La carbonatation est l’une des pathologies qui dégradent les structures d’ouvrage en béton. Ce guide pratique explique le fonctionnement de ce phénomène et propose des solutions pour y remédier.

Carbonatation du béton exemple

Principe de la carbonatation du béton

Considéré depuis longtemps comme matériau indestructible, le béton peut néanmoins subir des dégradations à cause de différents facteurs physico-chimiques et environnementaux. Le béton non armé est composé essentiellement de liants minéraux et de liquide tels que le ciment et l’eau. Dans ce sens, les risques de corrosion sont nuls. Par contre, la composition d’un béton armé nécessite d’autres éléments métalliques comme l’acier pour constituer l’armature du matériau. Au fil des années, la cohabitation du ciment, de l’eau, de l’acier et du CO2 contenus dans le béton peut entrainer une réaction chimique débouchant sur la carbonatation. Le béton se carbonate alors et entraîne ipso facto la corrosion de l’armature d’une structure bétonnée. Plusieurs autres facteurs peuvent causer la carbonatation du béton, à savoir le mode de fabrication du béton, la présence de chlorures, l’humidité, la température, voire la pollution.

Les conséquences de la carbonatation sur les structures en béton

La carbonatation du béton influe grandement sur la résistance et la durée de vie d’une structure bétonnée. Cette pathologie, aussi appelée « cancer du béton », n’épargne aucun ouvrage en béton armé. Lors de la carbonatation du béton, l’acier contenu dans le béton se corrode et contamine l’ensemble de l’armature d’une structure bétonnée. Au fil du temps, plusieurs signes peuvent apparaître sur la surface de la structure contaminée comme les épaufrures, les fissures ou les éclatements de béton.
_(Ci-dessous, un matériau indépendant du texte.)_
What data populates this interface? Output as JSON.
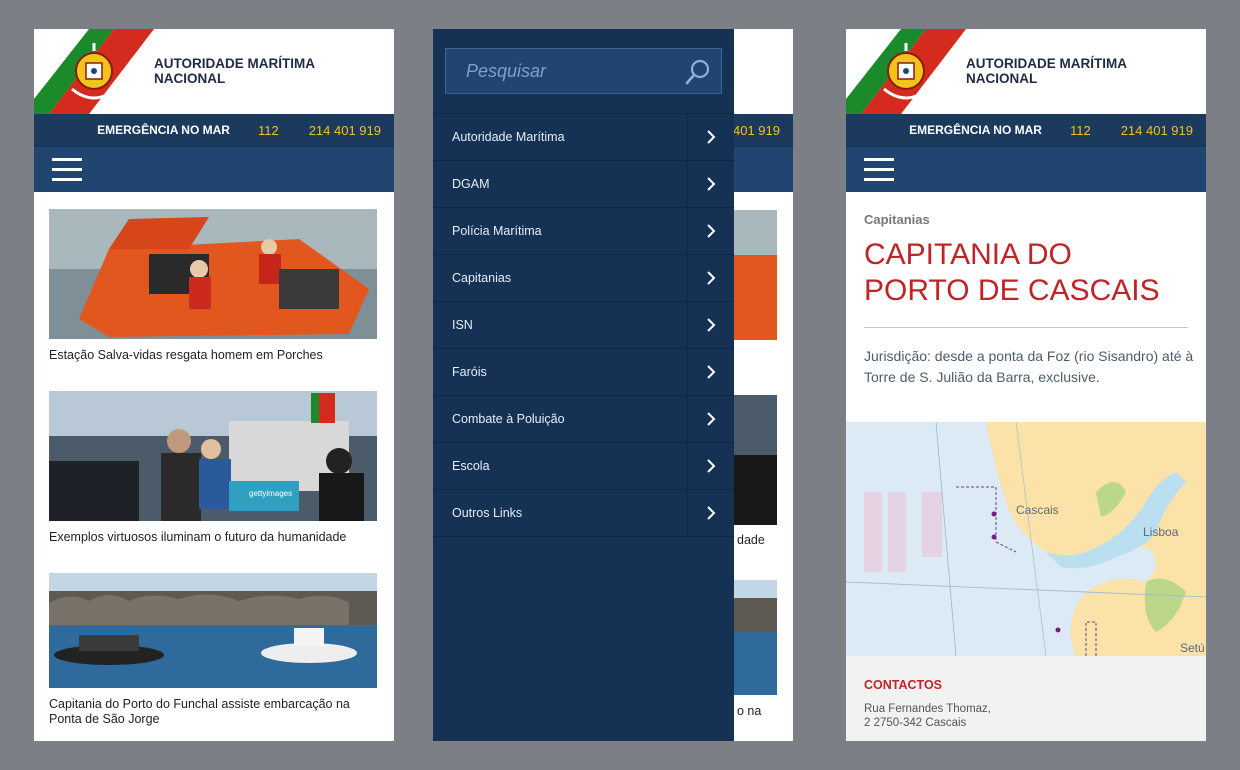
{
  "header": {
    "brand_line1": "AUTORIDADE MARÍTIMA",
    "brand_line2": "NACIONAL",
    "emergency_label": "EMERGÊNCIA NO MAR",
    "phone_short": "112",
    "phone_long": "214 401 919"
  },
  "colors": {
    "navy": "#1b3a5e",
    "nav_blue": "#1f4570",
    "drawer": "#153255",
    "accent_yellow": "#f2c318",
    "accent_red": "#c02426",
    "flag_green": "#1a8a2a",
    "flag_red": "#d52b1e"
  },
  "news": [
    {
      "caption": "Estação Salva-vidas resgata homem em Porches"
    },
    {
      "caption": "Exemplos virtuosos iluminam o futuro da humanidade",
      "watermark": "gettyimages"
    },
    {
      "caption": "Capitania do Porto do Funchal assiste embarcação na Ponta de São Jorge"
    }
  ],
  "drawer": {
    "search_placeholder": "Pesquisar",
    "items": [
      {
        "label": "Autoridade Marítima"
      },
      {
        "label": "DGAM"
      },
      {
        "label": "Polícia Marítima"
      },
      {
        "label": "Capitanias"
      },
      {
        "label": "ISN"
      },
      {
        "label": "Faróis"
      },
      {
        "label": "Combate à Poluição"
      },
      {
        "label": "Escola"
      },
      {
        "label": "Outros Links"
      }
    ],
    "peek_caption": "dade",
    "peek_caption2": "o na"
  },
  "detail": {
    "breadcrumb": "Capitanias",
    "title": "CAPITANIA DO PORTO DE CASCAIS",
    "jurisdiction": "Jurisdição: desde a ponta da Foz (rio Sisandro) até à Torre de S. Julião da Barra, exclusive.",
    "map_labels": {
      "cascais": "Cascais",
      "lisboa": "Lisboa",
      "setubal": "Setú"
    },
    "contacts_heading": "CONTACTOS",
    "address_line1": "Rua Fernandes Thomaz,",
    "address_line2": "2 2750-342 Cascais"
  }
}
Méthodes de détection de la pathologie

La détection de la pathologie de béton requiert l’expertise de professionnels en génie civil ou en bâtiment. Ils sont à même de mener des études approfondies pour déterminer les causes des désordres. Plusieurs techniques sont mises en œuvre afin d’élaborer des plans de réparation et/ou de renforcement d’un ouvrage contaminé par une pathologie telle que la carbonatation du béton. Les techniciens ont pour mission principale d’effectuer un diagnostic sur terrain. Cette première étape permet de déterminer l’origine de la carbonatation du béton. Il peut s’agir d’un problème de formulation du béton, un vieillissement du matériau ou une forte agression de l’environnement. Après repérage et marquage des endroits contaminés, les techniciens déterminent le pH du béton et la profondeur du front de la carbonatation pour pouvoir apporter des solutions adéquates.
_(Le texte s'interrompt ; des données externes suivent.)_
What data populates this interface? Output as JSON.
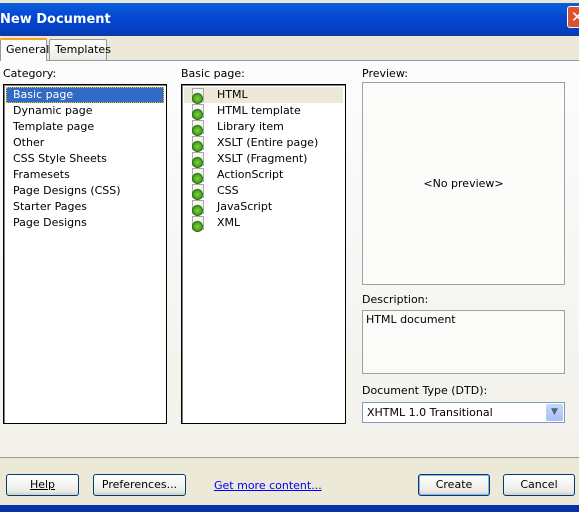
{
  "window": {
    "title": "New Document",
    "close_icon": "close-icon"
  },
  "tabs": [
    {
      "label": "General",
      "active": true
    },
    {
      "label": "Templates",
      "active": false
    }
  ],
  "category": {
    "label": "Category:",
    "items": [
      "Basic page",
      "Dynamic page",
      "Template page",
      "Other",
      "CSS Style Sheets",
      "Framesets",
      "Page Designs (CSS)",
      "Starter Pages",
      "Page Designs"
    ],
    "selected": "Basic page"
  },
  "basic_page": {
    "label": "Basic page:",
    "items": [
      "HTML",
      "HTML template",
      "Library item",
      "XSLT (Entire page)",
      "XSLT (Fragment)",
      "ActionScript",
      "CSS",
      "JavaScript",
      "XML"
    ],
    "selected": "HTML",
    "icon": "dreamweaver-file-icon"
  },
  "preview": {
    "label": "Preview:",
    "text": "<No preview>"
  },
  "description": {
    "label": "Description:",
    "text": "HTML document"
  },
  "doctype": {
    "label": "Document Type (DTD):",
    "value": "XHTML 1.0 Transitional"
  },
  "buttons": {
    "help": "Help",
    "preferences": "Preferences...",
    "get_more": "Get more content...",
    "create": "Create",
    "cancel": "Cancel"
  },
  "colors": {
    "titlebar": "#0548d0",
    "selection": "#316ac5",
    "link": "#0000ff"
  }
}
Solutions techniques pour réparer les désordres

À l’issue du diagnostic, plusieurs solutions techniques peuvent être mises en place afin de réparer les désordres et renforcer les structures endommagées par la carbonatation du béton. Le choix de la technique à adopter dépend du niveau de la corrosion des armatures métalliques et de l’état de la dégradation de la structure. Pour lutter contre la carbonatation du béton et la pénétration des chlorures, les professionnels utilisent le plus souvent des revêtements anticorrosion. Ceux-ci sont composés d’une couche d’accrochage en résine époxy sans solvant ainsi que de deux couches de résines époxy souples que l’on applique sur la partie dégradée. Il est également possible d’utiliser des produits de ragréage comme les mortiers ou bétons de ciment contenant des adjuvants et des résines synthétiques, ou les mortiers de résines époxy.